Fix IRQ Imbalance Latency on Linux: IRQ Affinity and NIC Tuning
IRQ imbalance latency is an essential performance issue that affects Linux systems, especially those handling high network throughput or real-time workloads. When hardware devices like network interface cards (NICs) need CPU attention, they generate interrupt requests. However, if these interrupts aren’t distributed properly across CPU cores, certain cores become overloaded while others remain idle, which causes random latency spikes that can impact application performance.
This guide from PerLod Hosting explains how IRQ (Interrupt Request) imbalance causes latency issues and provides comprehensive solutions using IRQ affinity tuning and NIC optimization techniques.
Table of Contents
Common Causes of IRQ Imbalance Latency
IRQ imbalance happens when one or a few CPU cores handle most hardware interrupts instead of sharing the work across all cores. Knowing why this happens makes it easier to apply the right solution.
How Interrupts Work in Linux:
When a NIC (network card) receives packets, it interrupts the CPU to get the kernel’s attention. After that quick interrupt, Linux does the heavier packet process in a separate step called a SoftIRQ. This happens in two main stages:
- Hard IRQ (fast step): A very short handler runs just to acknowledge the interrupt and queue the real process.
- SoftIRQ (process step): Linux processes the packets, including NET_RX for receive and NET_TX for transmit, usually through NAPI polling.

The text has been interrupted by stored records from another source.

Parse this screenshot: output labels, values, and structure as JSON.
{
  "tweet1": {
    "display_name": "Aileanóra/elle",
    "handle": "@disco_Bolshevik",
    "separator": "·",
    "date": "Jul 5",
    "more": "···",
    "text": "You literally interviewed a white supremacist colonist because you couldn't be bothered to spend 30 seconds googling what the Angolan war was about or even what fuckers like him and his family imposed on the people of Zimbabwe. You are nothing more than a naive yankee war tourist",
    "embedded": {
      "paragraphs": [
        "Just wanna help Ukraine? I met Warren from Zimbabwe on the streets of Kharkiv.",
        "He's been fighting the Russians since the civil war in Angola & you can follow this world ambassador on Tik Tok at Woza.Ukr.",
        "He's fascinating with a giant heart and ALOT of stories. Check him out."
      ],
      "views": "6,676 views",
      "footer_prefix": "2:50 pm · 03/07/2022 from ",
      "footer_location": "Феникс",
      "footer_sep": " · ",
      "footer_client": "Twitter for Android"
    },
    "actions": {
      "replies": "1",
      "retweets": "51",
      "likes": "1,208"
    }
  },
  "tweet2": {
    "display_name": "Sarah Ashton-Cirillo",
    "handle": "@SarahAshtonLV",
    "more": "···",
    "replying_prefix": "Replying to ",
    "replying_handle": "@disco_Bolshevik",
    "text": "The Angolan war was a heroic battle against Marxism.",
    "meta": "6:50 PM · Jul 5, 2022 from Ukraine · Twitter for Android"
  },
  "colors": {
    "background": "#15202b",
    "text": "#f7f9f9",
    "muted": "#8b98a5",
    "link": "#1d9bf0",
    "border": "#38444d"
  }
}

If most NIC interrupts land on one core, often CPU0, that core becomes a bottleneck. Even if interrupts are spread out, a bad spread can still hurt because it increases cache misses, memory contention, and context switching, which leads to random latency spikes when the CPU spends too much time handling interrupts instead of running your applications.
Primary Causes of IRQ Imbalance Include:
Single Core Overload: If interrupts mostly go to CPU0, that core gets overloaded while other cores sit idle, which slows down your applications.

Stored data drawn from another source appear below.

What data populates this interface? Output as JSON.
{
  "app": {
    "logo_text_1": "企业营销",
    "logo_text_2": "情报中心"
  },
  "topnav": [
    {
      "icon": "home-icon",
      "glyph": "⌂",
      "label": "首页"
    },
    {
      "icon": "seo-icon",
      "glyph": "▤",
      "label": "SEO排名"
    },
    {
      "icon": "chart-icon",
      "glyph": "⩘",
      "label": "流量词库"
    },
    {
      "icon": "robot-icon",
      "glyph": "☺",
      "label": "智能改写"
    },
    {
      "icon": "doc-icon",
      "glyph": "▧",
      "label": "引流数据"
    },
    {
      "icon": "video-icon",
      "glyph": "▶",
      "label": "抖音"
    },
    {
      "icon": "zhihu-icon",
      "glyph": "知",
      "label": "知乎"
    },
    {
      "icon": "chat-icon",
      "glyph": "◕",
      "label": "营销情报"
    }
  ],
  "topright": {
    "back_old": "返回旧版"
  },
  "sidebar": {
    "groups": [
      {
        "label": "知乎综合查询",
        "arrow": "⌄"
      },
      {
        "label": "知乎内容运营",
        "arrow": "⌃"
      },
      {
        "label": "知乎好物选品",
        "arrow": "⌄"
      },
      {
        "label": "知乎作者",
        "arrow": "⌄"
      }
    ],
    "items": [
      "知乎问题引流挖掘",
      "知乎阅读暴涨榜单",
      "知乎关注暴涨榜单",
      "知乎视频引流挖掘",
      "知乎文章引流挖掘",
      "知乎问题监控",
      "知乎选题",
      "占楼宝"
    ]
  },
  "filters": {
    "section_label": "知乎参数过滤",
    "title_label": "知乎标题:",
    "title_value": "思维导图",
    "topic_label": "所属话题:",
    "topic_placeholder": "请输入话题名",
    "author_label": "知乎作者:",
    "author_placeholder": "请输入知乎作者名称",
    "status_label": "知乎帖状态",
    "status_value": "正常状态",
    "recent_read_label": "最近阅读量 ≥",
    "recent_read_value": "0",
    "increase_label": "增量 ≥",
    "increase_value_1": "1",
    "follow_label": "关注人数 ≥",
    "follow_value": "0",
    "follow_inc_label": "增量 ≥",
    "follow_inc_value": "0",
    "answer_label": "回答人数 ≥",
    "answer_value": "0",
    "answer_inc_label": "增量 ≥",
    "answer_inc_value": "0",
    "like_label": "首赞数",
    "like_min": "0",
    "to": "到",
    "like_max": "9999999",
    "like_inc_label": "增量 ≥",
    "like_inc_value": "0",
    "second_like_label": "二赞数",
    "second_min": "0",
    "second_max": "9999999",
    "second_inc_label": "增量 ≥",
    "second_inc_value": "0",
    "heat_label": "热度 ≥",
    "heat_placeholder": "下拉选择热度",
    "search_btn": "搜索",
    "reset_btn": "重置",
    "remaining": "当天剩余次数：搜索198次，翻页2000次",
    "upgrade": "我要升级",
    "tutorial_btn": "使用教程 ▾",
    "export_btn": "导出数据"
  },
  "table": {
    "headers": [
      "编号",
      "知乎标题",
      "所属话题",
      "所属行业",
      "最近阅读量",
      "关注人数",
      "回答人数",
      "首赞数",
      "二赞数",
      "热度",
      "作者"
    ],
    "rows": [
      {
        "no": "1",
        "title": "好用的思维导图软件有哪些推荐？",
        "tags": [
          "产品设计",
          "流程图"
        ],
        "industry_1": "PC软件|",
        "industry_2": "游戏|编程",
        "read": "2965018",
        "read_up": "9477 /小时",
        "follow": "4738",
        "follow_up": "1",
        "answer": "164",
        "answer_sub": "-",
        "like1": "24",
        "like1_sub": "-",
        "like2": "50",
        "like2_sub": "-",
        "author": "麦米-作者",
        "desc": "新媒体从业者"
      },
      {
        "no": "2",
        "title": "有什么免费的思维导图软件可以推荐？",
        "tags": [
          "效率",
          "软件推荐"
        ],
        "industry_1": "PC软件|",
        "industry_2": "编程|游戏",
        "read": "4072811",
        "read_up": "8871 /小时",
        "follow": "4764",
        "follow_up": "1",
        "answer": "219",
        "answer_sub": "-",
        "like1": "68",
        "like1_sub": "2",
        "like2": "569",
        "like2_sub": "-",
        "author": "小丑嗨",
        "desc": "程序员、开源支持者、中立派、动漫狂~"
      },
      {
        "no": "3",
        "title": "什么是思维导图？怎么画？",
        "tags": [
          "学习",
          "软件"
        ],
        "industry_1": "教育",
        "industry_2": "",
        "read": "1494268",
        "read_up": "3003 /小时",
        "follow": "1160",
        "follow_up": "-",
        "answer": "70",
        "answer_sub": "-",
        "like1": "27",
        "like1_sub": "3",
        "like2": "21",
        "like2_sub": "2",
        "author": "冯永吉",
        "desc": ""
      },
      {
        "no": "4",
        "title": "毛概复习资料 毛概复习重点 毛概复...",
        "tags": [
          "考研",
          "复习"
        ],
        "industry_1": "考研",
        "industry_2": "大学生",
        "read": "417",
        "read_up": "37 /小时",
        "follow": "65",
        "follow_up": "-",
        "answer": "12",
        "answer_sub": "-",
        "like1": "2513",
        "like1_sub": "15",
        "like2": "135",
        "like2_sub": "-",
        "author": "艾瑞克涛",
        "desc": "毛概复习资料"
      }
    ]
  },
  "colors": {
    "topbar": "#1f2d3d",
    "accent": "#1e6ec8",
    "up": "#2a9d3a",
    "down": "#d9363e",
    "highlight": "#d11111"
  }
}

IRQbalance Conflicts: The irqbalance automatically moves interrupts between CPU cores. That can override your manual IRQ pinning and cause inconsistent and random latency spikes.
NUMA Topology Mismatch: On dual-socket (NUMA) servers, the NIC is local to one CPU socket. If its interrupts run on cores from the other socket, the packets must cross between sockets, which adds extra delay and can seriously reduce performance.

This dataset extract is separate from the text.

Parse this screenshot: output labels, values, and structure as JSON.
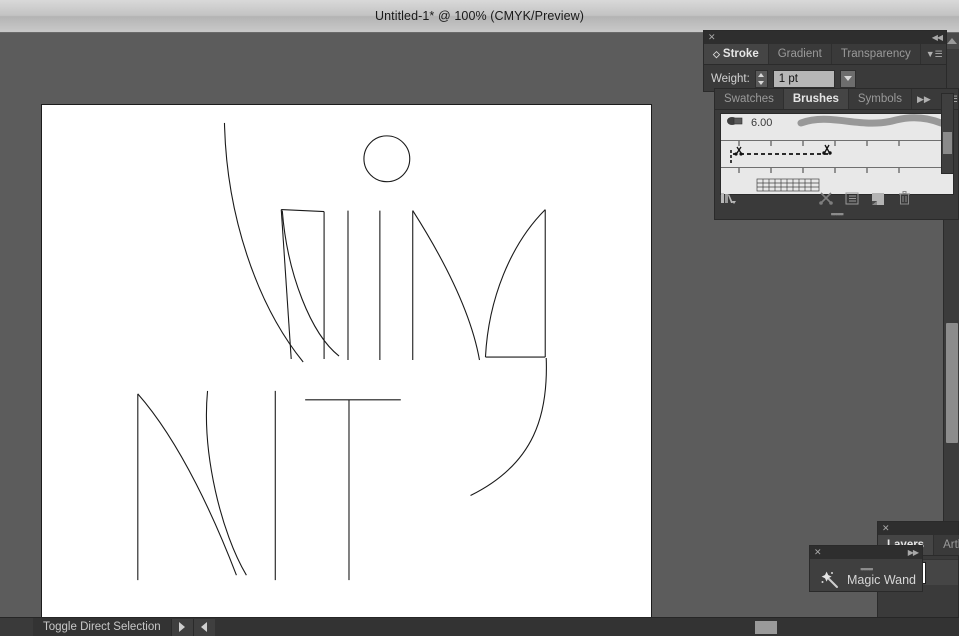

Inadequate NIC Queue Distribution: Modern NICs can spread incoming traffic across multiple receive queues (RSS), and each queue can be handled by a different CPU core. If you don’t have enough queues or RSS isn’t set up right, the interrupt load cannot be properly distributed.
Cache Contention and Misses: If interrupts keep bouncing between CPU cores, the CPU can’t reuse cached data. That forces extra memory loads and can slow down both packet processing and your applications.
Interrupt Coalescing Issues: NICs can group packets and send fewer interrupts. If this is tuned badly, you either get too many interrupts (wasting CPU) or too much waiting (adding latency).
Latency Spike Sign Include:
When IRQs are imbalanced, performance feels unstable. Apps may randomly slow down, network traffic may drop or time out, and monitoring often shows one CPU core doing most of the SoftIRQ process while other cores stay mostly idle. Also, packet drops can keep increasing, and real-time workloads may show jitter or missed deadlines.
How to Detect IRQ Imbalance Latency?
Before implementing fixes, you must accurately detect and measure IRQ imbalance. Linux provides several tools to monitor interrupt distribution and identify bottlenecks.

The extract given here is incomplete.